Die zehn nicht hinterfragten Glaubenssätze des Kapitalismus

Von “sektenähnlichen Zuständen” spricht das “Tagblatt” vom 20. September 2022 im Zusammenhang mit dem Kioskbetreiber Selecta, wo kürzlich ein auf Englisch verfasster Leitfaden mit zehn Geboten für die Manager und die Angestellten des Unternehmens eingeführt worden ist. Die zehn Gebote umfassen “Prinzipien, Werte und unseren Weg zur Grossartigkeit”. Wer bei Selecta arbeite, der werde damit “Teil eines Kults, getragen vom fanatischen Glauben an das, was wir tun, und das totale Engagement dafür.” Jeder, der zu Selecta komme, müsse demnach die Kultur, von welcher er komme, vor der Türe ablegen. Bei Schulungsmeetings würden die Angestellten dazu angehalten, die Glaubenssätze im Chor nachzusprechen. Jeder der PR-Sätze beginne dabei mit “We believe” – wir glauben.

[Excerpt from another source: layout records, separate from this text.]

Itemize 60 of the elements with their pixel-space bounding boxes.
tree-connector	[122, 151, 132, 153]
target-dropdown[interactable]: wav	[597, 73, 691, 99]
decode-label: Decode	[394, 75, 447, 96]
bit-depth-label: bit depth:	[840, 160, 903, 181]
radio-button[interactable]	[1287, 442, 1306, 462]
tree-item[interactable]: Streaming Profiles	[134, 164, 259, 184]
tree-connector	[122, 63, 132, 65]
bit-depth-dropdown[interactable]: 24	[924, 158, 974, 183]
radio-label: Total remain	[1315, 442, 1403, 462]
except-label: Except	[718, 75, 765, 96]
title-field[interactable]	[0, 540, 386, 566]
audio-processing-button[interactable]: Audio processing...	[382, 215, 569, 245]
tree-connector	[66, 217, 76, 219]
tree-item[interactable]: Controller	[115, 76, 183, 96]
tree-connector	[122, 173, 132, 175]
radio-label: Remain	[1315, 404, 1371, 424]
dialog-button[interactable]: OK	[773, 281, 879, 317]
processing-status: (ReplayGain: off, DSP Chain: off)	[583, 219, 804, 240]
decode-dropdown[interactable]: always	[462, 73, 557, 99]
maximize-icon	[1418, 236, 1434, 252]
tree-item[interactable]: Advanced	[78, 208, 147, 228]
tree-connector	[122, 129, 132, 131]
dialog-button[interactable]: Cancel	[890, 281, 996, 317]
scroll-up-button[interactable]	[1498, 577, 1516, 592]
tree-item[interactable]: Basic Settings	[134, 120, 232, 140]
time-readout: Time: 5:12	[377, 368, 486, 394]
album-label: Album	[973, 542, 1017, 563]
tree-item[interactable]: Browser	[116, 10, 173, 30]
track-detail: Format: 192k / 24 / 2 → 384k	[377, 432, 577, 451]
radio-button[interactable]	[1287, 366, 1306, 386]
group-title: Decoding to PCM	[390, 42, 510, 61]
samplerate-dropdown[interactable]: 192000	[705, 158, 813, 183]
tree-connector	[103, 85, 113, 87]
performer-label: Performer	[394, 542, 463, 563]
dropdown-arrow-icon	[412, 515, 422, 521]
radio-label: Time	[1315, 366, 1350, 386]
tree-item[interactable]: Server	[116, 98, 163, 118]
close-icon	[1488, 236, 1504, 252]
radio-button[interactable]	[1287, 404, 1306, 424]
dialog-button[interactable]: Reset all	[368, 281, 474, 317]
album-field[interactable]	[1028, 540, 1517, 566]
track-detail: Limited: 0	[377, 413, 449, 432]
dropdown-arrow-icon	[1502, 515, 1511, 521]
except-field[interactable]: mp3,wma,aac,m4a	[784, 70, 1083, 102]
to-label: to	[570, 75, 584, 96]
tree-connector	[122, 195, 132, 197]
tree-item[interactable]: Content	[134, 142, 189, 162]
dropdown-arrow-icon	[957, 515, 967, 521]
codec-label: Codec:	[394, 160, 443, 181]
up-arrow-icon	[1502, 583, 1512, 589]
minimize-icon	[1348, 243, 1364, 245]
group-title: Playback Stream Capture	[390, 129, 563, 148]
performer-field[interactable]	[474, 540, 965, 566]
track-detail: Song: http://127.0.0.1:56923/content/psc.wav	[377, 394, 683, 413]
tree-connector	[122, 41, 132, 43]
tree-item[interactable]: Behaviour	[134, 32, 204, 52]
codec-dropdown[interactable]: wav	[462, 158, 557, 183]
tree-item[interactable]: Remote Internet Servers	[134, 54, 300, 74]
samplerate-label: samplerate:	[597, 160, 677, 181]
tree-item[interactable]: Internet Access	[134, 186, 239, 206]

Nun kann man sich über solcherlei entweder empören oder ganz einfach lustig machen. Doch ist nicht unser ganzes kapitalistisches Wirtschaftssystem ein riesiges, umfassendes Glaubenssystem? Ein Glaubenssystem, das wir nur deshalb nicht als solches wahrnehmen, weil es ganz und gar in unser Fleisch und Blut übergegangen ist und weit und breit keine Alternative dazu in Sicht ist, so dass wir, wie bei einer Religion, dessen Glaubenssätze gar nicht mehr hinterfragen und davon ausgehen, dass der Kapitalismus die einzige mögliche Art und Weise bildet, unsere Wirtschaft, die Arbeitswelt und das Alltagsleben zu gestalten.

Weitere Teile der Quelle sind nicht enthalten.